These chapters give us Paul's so called three missionary journeys.
- The first journey starts with Paul and Barnabas in Cyprus and the south-central part of modern day Turkey. It's on this journey that Paul starts going by Paul, probably his Roman name.
- There's some great conflict resolution in these chapters. Mark goes home in the middle of the first missionary journey for whatever reason. Paul and Barnabas later get into it over taking Mark on a second journey.
- But there is something deeper going on. Acts 15 doesn't tell us about Paul calling Peter a hypocrite at Antioch and Barnabas siding with Peter. Acts 15 tells us about James' concession that Gentiles can be saved without converting to Judaism, but it doesn't tell us about the debate over how Jew and Gentile believer might eat together.
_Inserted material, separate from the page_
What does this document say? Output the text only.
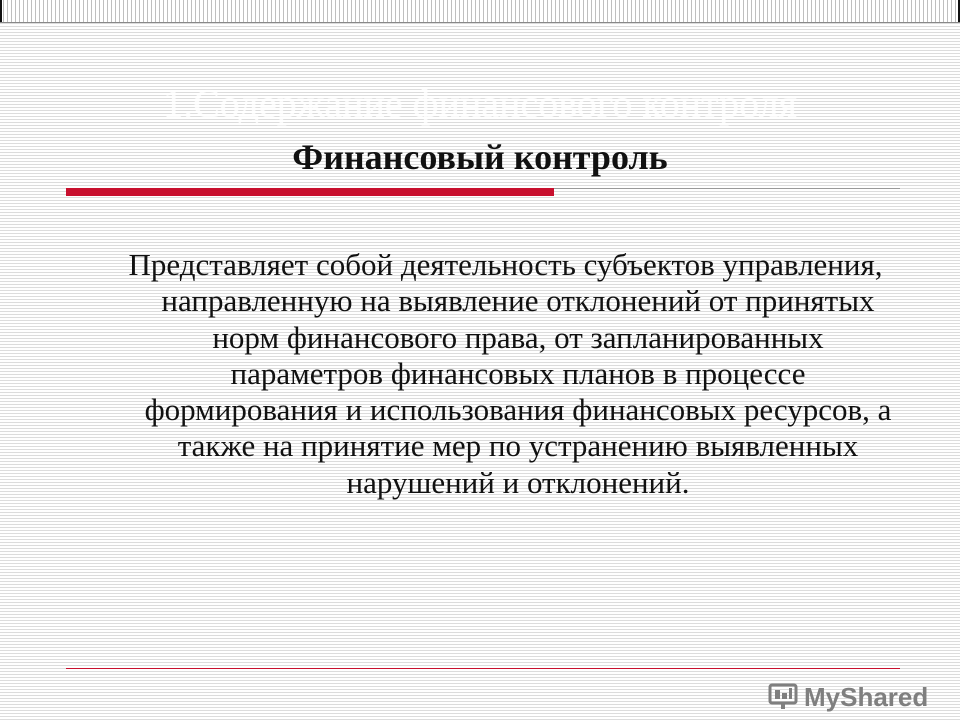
1.Содержание финансового контроля
Финансовый контроль
Представляет собой деятельность субъектов управления, направленную на выявление отклонений от принятых норм финансового права, от запланированных параметров финансовых планов в процессе формирования и использования финансовых ресурсов, а также на принятие мер по устранению выявленных нарушений и отклонений.
MyShared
I don't think Paul and James agreed on this one... ever.
- The second missionary journey brings Paul into Greece. He spends 2 years at Corinth and writes 1 and 2 Thessalonians from there.
- The third missionary journey involves 3 years at Ephesus, and Paul writes 1 Corinthians, maybe Galatians, maybe more.
My personal take-away:
- I once heard someone who had been part of a church split say not to spend too long in Christian disagreement. If you cannot resolve your differences fairly quickly, agree to disagree and multiply the kingdom. This is what Paul and Barnabas in effect do. They agree to disagree and go their separate ways... and the kingdom is better for it.